There are proverbs which present the heart of man to us - so that we can know how to deal with men in a fallen world. This is one of those proverbs. The truth of this proverb needs to be grasped especially by those who are in the business world - and those who go forth to buy and sell in the marketplace. If we know this truth, we will be better armed to know the hearts of men - and to know how to bargain with them, as well as why they can be so stubborn and insistent on getting a price as low as possible.
We have here what seems to be a contradiction in the one who is the buyer. At one point he is saying, "Bad, bad," about the merchandise that he is seeking to buy. Yet in the next moment, after making the purchase, he boasts about what he has received. This is deceit on the part of the buyer - yet he is engaging in the deceit to make sure that he can get the lowest price possible. Not that this is ethical at all - but it is far too often how men think they need to negotiate.
A story is told by St. Augustine of a certain banker in his time who told an entire theater of men that he would show every man what was in his heart the next time they met. When the time came, the theater was full and all awaited with a breathless silence for his words. He stood up, and in a single sentence said, "You all wich to buy cheap, and sell dear." The crowd waited for an instant - then broke into applause for his statement, but everyone one of themt agreed that the same was in every one of their hearts. This reveals to us the very same thing that this proverb says today. We all wish to buy as cheap as possible, and then sell the same at the highest price we can get.

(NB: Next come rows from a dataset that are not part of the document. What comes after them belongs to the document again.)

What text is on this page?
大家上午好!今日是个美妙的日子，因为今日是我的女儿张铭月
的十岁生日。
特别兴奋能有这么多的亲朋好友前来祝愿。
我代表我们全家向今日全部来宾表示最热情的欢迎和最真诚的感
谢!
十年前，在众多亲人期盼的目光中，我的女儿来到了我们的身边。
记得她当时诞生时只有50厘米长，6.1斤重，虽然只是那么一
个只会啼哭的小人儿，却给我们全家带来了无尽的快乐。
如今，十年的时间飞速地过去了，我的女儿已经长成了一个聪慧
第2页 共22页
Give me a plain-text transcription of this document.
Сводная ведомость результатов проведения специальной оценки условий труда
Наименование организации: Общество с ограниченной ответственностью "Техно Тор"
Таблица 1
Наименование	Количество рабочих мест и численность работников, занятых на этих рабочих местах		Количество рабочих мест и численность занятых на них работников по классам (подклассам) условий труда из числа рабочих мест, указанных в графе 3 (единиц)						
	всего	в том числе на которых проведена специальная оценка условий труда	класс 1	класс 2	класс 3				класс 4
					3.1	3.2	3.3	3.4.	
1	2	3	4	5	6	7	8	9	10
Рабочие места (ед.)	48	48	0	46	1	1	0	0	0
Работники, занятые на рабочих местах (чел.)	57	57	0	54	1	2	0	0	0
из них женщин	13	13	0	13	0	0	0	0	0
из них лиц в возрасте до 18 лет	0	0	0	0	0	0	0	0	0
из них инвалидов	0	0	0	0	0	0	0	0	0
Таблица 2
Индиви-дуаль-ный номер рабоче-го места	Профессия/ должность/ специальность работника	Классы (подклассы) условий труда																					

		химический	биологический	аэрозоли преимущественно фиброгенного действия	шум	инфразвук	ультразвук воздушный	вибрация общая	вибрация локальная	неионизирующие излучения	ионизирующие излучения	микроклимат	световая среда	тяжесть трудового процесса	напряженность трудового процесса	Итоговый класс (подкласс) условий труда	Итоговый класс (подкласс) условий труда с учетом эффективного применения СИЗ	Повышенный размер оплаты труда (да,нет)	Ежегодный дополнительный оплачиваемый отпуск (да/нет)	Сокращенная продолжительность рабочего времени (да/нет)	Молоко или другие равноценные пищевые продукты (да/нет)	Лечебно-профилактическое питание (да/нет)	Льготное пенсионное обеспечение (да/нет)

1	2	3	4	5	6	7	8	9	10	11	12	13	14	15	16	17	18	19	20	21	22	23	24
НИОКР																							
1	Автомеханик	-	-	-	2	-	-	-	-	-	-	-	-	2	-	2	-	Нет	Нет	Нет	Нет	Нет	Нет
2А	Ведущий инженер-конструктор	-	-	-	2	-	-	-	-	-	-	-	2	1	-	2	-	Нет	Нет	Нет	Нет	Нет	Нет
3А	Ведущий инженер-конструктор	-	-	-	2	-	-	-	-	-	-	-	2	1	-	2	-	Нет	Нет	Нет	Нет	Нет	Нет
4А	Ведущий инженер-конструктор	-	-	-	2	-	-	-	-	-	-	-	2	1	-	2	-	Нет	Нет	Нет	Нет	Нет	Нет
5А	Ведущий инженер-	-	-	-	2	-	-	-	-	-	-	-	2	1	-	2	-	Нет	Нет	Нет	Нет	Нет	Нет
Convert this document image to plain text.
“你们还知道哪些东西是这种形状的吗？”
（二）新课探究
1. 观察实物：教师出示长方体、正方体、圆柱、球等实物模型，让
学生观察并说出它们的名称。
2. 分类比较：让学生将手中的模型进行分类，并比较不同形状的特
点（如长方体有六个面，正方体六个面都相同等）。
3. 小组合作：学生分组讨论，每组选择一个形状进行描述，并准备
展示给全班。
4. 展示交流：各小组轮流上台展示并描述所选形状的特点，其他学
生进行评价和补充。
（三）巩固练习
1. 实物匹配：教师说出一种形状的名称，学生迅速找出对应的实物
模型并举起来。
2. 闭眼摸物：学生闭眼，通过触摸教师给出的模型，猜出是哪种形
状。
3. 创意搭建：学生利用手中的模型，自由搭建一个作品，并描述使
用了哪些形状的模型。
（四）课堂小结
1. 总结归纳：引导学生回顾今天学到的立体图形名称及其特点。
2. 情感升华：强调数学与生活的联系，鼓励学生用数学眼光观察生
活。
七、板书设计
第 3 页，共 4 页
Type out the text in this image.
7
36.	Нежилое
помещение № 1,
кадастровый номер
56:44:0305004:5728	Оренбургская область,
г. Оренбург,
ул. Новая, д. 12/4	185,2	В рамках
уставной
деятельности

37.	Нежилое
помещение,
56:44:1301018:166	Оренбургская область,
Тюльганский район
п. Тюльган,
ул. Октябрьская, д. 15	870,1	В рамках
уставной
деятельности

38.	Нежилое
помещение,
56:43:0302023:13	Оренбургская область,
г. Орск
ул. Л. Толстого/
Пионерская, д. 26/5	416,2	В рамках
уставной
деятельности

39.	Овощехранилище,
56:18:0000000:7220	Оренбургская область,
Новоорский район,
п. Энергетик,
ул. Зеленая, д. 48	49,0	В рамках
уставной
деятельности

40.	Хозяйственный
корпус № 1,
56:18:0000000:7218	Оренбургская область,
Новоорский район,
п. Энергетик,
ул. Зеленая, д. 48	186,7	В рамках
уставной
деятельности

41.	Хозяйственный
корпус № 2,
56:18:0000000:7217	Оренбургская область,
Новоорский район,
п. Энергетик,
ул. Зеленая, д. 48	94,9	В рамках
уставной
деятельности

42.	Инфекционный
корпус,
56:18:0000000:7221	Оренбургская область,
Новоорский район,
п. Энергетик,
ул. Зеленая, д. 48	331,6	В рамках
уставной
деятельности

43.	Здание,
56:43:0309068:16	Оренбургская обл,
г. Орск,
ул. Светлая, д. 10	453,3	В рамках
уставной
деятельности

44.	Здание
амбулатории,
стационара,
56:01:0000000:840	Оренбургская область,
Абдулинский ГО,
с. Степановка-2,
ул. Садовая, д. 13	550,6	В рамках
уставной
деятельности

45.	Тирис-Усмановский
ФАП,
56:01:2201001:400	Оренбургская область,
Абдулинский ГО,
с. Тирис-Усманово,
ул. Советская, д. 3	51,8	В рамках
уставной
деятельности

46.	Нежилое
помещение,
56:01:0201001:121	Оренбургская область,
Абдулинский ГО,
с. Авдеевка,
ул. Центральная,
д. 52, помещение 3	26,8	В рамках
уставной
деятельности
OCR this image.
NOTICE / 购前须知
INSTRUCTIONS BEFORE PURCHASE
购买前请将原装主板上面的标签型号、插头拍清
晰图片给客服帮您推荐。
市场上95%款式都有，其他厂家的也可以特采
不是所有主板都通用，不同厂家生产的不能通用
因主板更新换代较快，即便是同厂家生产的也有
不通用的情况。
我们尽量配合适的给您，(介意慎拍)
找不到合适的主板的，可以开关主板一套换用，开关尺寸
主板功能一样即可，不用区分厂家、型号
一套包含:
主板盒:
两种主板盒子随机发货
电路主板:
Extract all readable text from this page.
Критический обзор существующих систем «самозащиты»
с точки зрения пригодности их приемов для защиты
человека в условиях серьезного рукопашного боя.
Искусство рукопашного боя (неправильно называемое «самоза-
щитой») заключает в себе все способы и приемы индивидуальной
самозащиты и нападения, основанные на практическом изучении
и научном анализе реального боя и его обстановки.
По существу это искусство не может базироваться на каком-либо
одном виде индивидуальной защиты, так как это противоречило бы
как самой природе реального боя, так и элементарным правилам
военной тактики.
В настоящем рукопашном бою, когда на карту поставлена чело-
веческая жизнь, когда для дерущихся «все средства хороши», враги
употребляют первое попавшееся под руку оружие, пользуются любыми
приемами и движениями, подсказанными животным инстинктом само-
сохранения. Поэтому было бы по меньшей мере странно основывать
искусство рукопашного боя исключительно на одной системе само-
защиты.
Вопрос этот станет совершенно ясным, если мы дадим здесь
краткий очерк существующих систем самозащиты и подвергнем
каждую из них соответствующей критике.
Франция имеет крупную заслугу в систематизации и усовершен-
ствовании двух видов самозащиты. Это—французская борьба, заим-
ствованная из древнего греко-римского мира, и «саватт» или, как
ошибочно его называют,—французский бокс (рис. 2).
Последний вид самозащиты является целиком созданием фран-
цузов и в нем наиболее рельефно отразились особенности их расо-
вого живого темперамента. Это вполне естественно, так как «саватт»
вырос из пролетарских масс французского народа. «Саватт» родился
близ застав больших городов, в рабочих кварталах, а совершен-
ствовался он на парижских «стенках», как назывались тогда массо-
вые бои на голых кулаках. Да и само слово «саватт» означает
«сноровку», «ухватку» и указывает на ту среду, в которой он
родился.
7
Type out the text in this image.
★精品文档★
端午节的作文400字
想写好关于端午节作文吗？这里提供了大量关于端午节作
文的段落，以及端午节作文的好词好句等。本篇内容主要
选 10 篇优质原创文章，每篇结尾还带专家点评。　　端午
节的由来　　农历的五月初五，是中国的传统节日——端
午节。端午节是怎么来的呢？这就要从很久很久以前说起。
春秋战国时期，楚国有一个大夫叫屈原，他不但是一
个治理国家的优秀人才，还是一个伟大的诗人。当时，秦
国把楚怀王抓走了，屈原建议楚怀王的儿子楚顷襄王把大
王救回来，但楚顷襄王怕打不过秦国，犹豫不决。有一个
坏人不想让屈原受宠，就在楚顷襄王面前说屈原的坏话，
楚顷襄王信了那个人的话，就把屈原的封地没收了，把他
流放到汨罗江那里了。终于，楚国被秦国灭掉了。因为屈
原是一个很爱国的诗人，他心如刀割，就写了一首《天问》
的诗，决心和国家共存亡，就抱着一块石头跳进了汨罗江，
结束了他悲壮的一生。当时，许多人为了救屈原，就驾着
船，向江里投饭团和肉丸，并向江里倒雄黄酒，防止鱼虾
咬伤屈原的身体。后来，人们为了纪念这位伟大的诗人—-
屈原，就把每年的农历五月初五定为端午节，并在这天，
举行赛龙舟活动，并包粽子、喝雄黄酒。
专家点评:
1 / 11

Some might say that this is why the captialist system needs to be destroyed and replaced with another system that is based on equality. Yet there is a fundamental problem with any other system - especially socialism or communism. Who is going to guarantee this so-called equality? Is there one among us who is NOT tainted by sin? Is there anyone who can say that selfishness does not enter the equation? And can anyone deny that when systems are put into place where the government is supposed to provide true equity, that the very government that promises this fairness, eventually turns to be the greatest oppressor of the people in the end?
Though this proverb may cause some to chafe at the thought of its inherent selfishness, we need to see that in a fallen world, no one is able to truly do business without an inherent self-interest. But when a system is put into place that allows the greatest freedom of choice by the people, then this inherent self-interest actually acts as a guard against any one person taking control of everything and acting in their own self-interest to the detriment of all.
The wise man knows the heart of God - and in this case, he also knows the heart of men. John 3 says that Jesus knew what was in the heart of a man. That is why He did not gauge His success or failure on the momentary accolades of the crowds that surrounded Him. They cheered Him when He multiplied bread and fish, but then left Him in John 6 when He spoke hard truth to them. A wise man knows the hearts of men - and that is why in the arena of men governing men, he sets up safeguards. Our forefathers were wise in setting up a system of government where all three branches had checks and balances to ensure that none would become dominant over all. In the same way, it is wise for man to function under an economic system where his own selfishness is a check and balance on him in the marketplace.